Der Formwechsel von einer Personengesellschaft in eine Kapitalgesellschaft ist möglich gemäß § 191 UmwG.

Befindet sich Grundvermögen in der Gesellschaft fällt keine Grunderwerbsteuer an, da kein Rechtsträgerwechsel stattfindet gemäß § 202 Abs. 1 Nr. 1 UmwG iVm § 1 Abs. 2a GrEStG.

Bei diesem Umwandlungsvorgang findet jedoch ein Wechsel der Besteuerung einer Personengesellschaft in die Besteuerung einer Kapitalgesellschaft statt.

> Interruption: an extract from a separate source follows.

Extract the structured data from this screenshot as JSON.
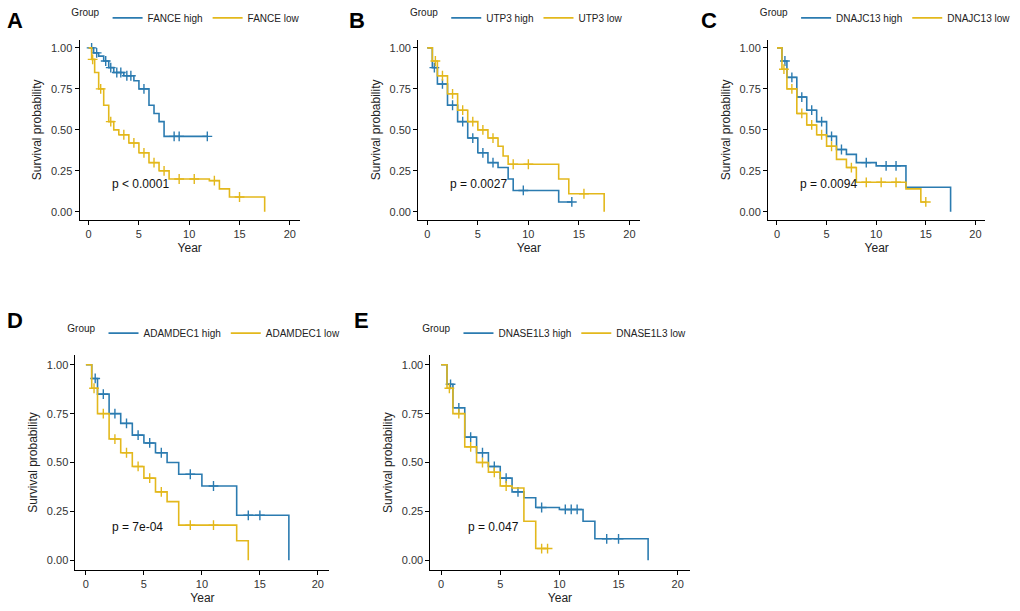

Deshalb sind im Vorfeld der Umwandlung die Wohlverhaltesnfristen gemäß § 5 Abs. 3 GrEStG oder § 6 Abs. 3 S. 2 GrEStG zu prüfen.

Denn der Formwechsel einer Personengesellschaft in eine Kapitalgesellschaft führt zum Verlust der Gesellscafter an der dinglichen Mitberechtigung am Vermögen der Personengesellschaft.

Denn die grunderwerbsteuerfreie Einbringung von Grundvermögen gemäß § 5 Abs. 2 GrEStG (für einen 5-Jahreszeitraum) fällt eventuell rückwirkend weg. Es kann also eine nachträgliche Besteuerung des Einbringungsvorganges stattfinden. Das gilt es zu vermeiden!